Over time, I did start to feel healthy enough to start messing around with song ideas. I recorded several demos, but I couldn’t find the right sound. The songs were good, but I wanted the arrangements to be weirder and more varied, and I didn’t know exactly how to do that. I had these patterns and ways of working I kept falling into and it made for stale bread. Yuuki Matthews (The Shins, David Bazan, Crystal Skulls, Teardrops) is a genius, and since working closely with Crystal Skulls back in the day, I had always wanted to do more collaboration with him. So in the spring of 2014, I reached out to him about working together. I think this was before Bazan started working with him on his monthly series, but I’m not sure. Anyway, he was down to bounce some ideas back and forth, so I sent him some songs.

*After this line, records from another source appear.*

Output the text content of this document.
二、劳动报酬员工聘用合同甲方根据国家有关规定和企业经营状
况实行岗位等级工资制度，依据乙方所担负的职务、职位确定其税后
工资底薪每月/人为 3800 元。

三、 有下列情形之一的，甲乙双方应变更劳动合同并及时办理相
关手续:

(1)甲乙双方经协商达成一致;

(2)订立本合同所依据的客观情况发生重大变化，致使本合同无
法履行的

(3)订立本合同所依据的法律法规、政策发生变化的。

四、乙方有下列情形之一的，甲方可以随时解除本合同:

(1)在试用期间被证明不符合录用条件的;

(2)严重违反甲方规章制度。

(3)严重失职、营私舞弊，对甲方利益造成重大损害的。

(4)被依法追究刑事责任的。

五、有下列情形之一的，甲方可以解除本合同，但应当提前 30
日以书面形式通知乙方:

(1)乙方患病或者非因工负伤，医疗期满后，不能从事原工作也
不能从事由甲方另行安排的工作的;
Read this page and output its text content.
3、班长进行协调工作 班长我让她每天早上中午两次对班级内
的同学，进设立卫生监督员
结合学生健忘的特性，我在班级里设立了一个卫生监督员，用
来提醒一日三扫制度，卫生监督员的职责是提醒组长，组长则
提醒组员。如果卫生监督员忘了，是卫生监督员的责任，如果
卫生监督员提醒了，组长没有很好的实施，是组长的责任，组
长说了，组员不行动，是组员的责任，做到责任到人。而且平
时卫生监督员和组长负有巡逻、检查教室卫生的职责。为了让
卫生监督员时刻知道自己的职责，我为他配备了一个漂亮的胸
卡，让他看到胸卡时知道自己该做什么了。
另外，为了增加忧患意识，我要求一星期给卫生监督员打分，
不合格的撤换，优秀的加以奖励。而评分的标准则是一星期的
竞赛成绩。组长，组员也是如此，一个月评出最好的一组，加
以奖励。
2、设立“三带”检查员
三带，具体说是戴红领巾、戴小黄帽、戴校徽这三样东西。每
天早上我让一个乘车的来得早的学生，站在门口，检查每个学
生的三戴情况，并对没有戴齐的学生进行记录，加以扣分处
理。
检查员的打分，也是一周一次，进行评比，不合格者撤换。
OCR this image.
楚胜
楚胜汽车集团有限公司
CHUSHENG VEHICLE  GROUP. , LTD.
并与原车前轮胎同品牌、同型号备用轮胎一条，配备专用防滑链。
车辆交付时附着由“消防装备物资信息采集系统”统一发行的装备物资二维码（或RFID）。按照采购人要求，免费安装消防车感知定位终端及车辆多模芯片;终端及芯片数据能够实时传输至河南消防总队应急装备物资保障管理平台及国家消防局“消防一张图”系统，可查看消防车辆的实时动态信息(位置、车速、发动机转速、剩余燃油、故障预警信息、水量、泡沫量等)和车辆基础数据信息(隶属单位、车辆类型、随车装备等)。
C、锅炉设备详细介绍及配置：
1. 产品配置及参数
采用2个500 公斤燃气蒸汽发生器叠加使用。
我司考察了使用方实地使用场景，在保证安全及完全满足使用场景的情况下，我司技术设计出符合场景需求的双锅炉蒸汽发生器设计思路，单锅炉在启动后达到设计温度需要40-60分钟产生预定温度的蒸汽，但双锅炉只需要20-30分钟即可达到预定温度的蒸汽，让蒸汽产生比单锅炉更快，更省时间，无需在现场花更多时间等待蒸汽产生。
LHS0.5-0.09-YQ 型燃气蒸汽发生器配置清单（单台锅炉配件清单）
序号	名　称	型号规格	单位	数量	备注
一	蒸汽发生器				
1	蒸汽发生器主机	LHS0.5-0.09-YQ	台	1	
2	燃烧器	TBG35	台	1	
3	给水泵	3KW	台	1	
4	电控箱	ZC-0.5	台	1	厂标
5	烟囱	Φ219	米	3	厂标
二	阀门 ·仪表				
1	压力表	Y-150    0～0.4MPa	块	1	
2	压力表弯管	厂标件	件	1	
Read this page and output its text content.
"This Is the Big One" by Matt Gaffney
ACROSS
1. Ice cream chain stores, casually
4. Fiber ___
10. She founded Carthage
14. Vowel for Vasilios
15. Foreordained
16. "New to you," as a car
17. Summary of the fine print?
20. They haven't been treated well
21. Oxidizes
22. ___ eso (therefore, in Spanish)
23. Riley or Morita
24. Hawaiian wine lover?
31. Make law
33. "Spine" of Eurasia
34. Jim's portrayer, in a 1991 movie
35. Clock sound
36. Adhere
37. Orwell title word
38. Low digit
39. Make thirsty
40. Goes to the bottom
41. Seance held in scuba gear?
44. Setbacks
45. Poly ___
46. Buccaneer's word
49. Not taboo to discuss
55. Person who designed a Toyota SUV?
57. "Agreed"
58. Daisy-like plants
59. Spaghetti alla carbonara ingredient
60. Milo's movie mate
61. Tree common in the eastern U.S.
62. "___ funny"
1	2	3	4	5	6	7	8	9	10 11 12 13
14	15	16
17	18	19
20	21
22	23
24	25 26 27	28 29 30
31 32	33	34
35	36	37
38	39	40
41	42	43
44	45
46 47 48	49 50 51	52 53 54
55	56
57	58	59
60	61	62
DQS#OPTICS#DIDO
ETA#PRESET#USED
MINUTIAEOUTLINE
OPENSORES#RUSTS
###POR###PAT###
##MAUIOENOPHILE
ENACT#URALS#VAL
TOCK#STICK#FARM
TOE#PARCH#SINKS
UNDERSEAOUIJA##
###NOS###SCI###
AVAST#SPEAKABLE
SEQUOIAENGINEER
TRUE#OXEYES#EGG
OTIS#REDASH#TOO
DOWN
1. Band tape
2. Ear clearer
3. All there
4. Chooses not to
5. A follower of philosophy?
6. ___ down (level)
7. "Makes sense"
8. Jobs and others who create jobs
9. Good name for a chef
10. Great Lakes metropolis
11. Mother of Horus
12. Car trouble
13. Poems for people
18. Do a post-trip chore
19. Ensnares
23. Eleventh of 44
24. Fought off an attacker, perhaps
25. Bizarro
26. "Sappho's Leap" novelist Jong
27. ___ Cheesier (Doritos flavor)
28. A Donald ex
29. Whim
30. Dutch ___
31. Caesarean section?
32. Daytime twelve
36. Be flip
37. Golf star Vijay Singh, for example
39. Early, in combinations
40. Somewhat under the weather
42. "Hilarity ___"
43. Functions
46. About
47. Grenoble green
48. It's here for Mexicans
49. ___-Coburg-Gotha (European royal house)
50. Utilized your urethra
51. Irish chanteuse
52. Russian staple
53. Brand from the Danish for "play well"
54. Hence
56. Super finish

This approach clicked, so over the course of exactly one year, we finished the ten songs that make up Fruitless Research. In a few cases, Yuuki reworked the songs from the ground up – keeping only the vocal and some drum elements, and building a new chord progression around the melody. In other cases, he added overdubs and did some creative editing. But in every instance, his vision pushed the song over the edge into something exciting… something that I wouldn’t have done on my own. His mixes also blew me away. They’re pretty unconventional at times in their saturation and character. It kind of sounds like a tape from the 80’s you left in your car too long. It reminds me of my childhood in the best way possible. I was left in the car too long a few times.
Lyrically, this record documents a time of upheaval, discovery and change for me. I turned 40 right in the middle of it. I’ve been working through a lot of existential stuff. At some point, you gotta take a hard look at reality. Try to figure out what your life means. For real. I guess that’s how I’ll be spending the next 40. Thanks for listening.